Infine il vangelo. Ancora una volta Dio ha bisogno degli uomini, e se Mosè vi dicevo prima non era proprio il massimo, tanto meno lo sono i pastori. Ma Dio ha bisogno anche di loro perché quella parola che esce dalla sua bocca, parola portata da un angelo possa ancora una volta raggiungere tutti! A gente normale, i pastori, si presenta una scena normale, una famiglia riunita. Dobbiamo riconoscere che quella di cui ci parla il vangelo è la scena meno solenne e più familiare che ci sia. Io mi sarei aspettato che una volta giunto sul luogo della nascita del Salvatore del mondo avrei trovato per lo meno gli stessi angeli, o i grandi del mondo riuniti. E invece niente di tutto questo; « soltanto » un papà, una mamma, un bambino posto in una mangiatoia. Leggevo in questi giorni (Stefano Zeni in Servizio della Parola), qualcosa di davvero nuovo e molto interessante a proposito della mangiatoia e della parola che l’evangelista Luca usa in greco: phatne che richiama qualcosa di mobile, di portatile, e precisamente una bisaccia per contenere gli alimenti che veniva posta, da chi si metteva in viaggio, sulla cavalcatura. Tenuta sempre molto pulita, ospitava soprattutto il pane. Mi pare un particolare questo davvero significativo: il segno dato ai pastori è un bambino che giace in quella cesta che veniva utilizzata da chi viaggiava per conservare i viveri e soprattutto il pane. Da subito Gesù giace come un pane messo da parte per essere spezzato. Gesù nasce come pane per gli uomini, cibo di Dio per la fame dell’uomo, adagiato da sua Madre in quella cesta, disponibile per diventare nutrimento per la vita degli uomini. Accogliere quel pane, mangiare quel pane: penso a Marcella, anziana, che tutti i giorni viene a messa per quel pane-bambino che le viene offerto e imparo da lei che la luce e la forza di quel pane-bambino non abbandonano chi se ne nutre.
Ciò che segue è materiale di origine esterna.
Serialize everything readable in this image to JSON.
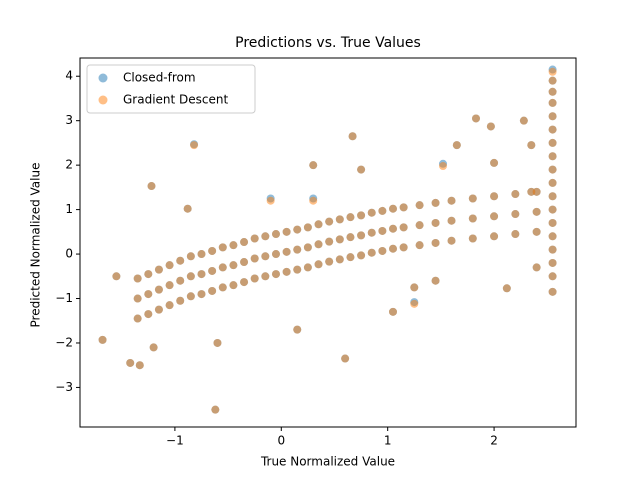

Saranno anche gente semplice, i pastori, ma intuitiva! Chissà quante volte avranno messo da parte il pane in quella cesta per i loro viaggi o per la loro vita quotidiana. Intuiscono che nella normalità può abitare il cielo. Chiedo per me allora un dono per quest’anno che si apre: la beatitudine dei pastori, la beatitudine del credere all’ordinario. Chiedo per me il dono di avere la capacità di riconoscere la presenza di Gesù che si manifesta in maniera ordinaria nella vita di tutti i giorni senza aspettare che accada chissà cosa di straordinario! Ma anche la beatitudine di Maria custode attenta degli avvenimenti e delle parole umanissime dei pastori, donna capace di mettere insieme (la traduzione di meditare è proprio questa: avvicinare due parti), di avvicinare cose che apparentemente sono distantissime: Dio in un bambino! Avvicina Maria, capisce che in quel bambino Dio e l’uomo, l’umano e il divino si incontrano.